Now as they finished up their third year with Jesus, Peter may simply be asking here, “Where is my reward?” To this Jesus answered, "Truly, I say to you, there is no one who has left house or brothers or sisters or mother or father or children or lands, for my sake and for the gospel, who will not receive a hundredfold now in this time."
Another possibility behind Peter’s statement is a spiritual pride. “Look Jesus, we are not like that rich young ruler who just walked away from you because of his home, family and business, we left it all. That makes us better, doesn’t it?” To this Jesus answers in Mark 10:32, "many who are first we be last and those who are last would be first." In other words, God will reward and His reward will be according to His economy not man's.

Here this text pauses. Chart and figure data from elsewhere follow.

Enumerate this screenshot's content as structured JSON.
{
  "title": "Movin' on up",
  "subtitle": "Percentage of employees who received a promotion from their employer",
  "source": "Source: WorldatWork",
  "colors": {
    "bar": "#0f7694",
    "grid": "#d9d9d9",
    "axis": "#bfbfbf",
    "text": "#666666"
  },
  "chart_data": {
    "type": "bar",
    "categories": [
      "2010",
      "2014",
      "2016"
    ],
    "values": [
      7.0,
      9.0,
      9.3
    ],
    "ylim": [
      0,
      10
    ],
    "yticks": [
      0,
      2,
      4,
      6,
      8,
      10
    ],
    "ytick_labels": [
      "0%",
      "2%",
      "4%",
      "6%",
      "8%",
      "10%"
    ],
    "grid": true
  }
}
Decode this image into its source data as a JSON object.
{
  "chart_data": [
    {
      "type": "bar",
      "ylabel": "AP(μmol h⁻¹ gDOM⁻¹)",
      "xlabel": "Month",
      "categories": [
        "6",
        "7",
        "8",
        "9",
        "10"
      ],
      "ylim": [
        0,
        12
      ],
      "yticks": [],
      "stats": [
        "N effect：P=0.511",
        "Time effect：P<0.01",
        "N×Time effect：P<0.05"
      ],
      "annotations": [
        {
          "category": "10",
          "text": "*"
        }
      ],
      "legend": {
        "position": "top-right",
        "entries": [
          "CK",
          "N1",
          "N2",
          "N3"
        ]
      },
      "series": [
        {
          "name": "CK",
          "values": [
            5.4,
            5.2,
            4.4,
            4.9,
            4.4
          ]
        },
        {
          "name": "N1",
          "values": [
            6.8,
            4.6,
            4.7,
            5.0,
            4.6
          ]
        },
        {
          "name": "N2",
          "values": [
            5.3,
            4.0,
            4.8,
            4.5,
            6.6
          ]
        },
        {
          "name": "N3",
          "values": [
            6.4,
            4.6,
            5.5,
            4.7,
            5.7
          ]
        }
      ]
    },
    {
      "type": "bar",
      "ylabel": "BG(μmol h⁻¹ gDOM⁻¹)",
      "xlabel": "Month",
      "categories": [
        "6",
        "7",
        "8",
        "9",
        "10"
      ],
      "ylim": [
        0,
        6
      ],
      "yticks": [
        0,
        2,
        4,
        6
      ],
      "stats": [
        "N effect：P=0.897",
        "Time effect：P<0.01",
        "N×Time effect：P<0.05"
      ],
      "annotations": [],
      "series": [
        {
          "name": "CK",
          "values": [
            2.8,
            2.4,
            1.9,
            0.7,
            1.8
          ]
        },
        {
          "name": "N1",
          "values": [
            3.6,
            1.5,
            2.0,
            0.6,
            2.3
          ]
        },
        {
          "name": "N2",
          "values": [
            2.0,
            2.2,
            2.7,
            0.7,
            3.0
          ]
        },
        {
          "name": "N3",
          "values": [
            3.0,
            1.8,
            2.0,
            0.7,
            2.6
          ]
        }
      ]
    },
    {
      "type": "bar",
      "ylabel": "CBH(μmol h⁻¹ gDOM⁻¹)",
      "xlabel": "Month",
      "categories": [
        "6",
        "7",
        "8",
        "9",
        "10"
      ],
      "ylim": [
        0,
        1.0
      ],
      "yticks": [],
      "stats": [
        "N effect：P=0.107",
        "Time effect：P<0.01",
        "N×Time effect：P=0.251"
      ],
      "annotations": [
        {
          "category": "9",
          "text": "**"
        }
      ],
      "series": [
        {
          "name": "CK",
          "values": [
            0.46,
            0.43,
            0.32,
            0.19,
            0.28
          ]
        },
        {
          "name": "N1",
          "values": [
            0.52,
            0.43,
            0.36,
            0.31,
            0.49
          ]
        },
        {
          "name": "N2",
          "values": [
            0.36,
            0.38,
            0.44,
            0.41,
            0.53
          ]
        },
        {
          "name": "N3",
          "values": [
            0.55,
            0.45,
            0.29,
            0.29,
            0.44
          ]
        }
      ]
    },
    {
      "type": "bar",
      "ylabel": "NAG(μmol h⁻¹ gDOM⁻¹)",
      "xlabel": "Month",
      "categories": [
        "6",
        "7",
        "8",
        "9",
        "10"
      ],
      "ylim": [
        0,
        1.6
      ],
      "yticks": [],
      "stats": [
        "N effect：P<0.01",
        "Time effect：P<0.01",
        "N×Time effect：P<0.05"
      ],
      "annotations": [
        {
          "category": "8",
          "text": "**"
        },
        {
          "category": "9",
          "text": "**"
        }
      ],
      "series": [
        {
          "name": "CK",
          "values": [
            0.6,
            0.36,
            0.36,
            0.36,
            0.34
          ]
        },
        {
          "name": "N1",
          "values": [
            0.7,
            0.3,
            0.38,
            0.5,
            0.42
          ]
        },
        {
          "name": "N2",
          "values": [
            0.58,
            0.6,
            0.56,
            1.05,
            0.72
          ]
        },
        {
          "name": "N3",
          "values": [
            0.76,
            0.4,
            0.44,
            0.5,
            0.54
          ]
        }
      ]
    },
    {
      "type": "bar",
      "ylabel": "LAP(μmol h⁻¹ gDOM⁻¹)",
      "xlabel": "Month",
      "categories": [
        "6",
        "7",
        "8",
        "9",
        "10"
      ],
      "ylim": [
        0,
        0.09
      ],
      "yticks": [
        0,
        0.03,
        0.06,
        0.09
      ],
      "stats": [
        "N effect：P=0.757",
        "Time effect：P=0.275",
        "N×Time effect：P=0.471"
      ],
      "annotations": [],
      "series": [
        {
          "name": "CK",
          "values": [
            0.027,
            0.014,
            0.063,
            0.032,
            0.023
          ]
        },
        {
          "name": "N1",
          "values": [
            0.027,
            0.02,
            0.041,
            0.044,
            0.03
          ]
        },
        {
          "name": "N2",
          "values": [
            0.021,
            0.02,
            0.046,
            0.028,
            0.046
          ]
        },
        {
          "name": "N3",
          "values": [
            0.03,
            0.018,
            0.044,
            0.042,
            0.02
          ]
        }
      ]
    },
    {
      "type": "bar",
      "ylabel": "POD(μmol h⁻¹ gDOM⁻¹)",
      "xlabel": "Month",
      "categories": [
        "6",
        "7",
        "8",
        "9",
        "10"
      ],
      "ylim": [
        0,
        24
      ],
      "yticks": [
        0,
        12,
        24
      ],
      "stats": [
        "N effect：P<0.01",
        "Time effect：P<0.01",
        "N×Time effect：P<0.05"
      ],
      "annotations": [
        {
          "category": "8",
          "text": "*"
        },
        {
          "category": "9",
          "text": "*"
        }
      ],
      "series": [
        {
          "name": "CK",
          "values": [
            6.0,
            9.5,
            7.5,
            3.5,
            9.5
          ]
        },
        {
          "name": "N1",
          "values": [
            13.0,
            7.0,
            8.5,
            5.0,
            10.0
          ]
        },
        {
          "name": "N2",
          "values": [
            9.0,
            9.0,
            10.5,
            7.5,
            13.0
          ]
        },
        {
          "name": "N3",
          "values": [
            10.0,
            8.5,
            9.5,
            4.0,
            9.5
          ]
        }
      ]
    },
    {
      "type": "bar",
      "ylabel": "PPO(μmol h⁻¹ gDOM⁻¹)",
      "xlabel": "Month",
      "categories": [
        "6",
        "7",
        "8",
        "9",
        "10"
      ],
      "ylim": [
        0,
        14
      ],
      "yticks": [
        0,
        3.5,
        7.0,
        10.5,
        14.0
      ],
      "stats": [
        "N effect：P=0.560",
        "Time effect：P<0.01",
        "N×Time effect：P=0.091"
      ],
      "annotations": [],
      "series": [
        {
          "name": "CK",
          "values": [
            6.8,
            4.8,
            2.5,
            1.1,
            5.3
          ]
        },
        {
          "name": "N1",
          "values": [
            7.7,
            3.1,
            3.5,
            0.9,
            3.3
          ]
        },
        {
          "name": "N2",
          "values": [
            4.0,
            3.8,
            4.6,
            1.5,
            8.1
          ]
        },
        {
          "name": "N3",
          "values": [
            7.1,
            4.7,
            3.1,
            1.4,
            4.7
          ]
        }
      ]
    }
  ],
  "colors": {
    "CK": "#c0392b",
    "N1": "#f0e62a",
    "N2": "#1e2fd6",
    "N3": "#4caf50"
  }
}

A final possible meaning behind Peter’s statement is it comes from a twinge of envy or self-pity. After looking at the rich young man walk away, Peter knew that the man was walking away from the sacrifices and hassles he and the other disciples were enduring. Perhaps Peter was tempted to think as the man walked back to his comfortable life., that he (Peter) made a mistake in following Jesus. To this, Jesus answered in Mark 10:31, that the disciples who wouuld follow Him would have "eternal life."
Whatever was behind Peter’s response here, Jesus answers all possible concerns we might have and ultimately says, yes it will be worth it. Whatever sacrifice we make in following Him will be rewarded many times by God, yes a hundred fold in this life and the life to come.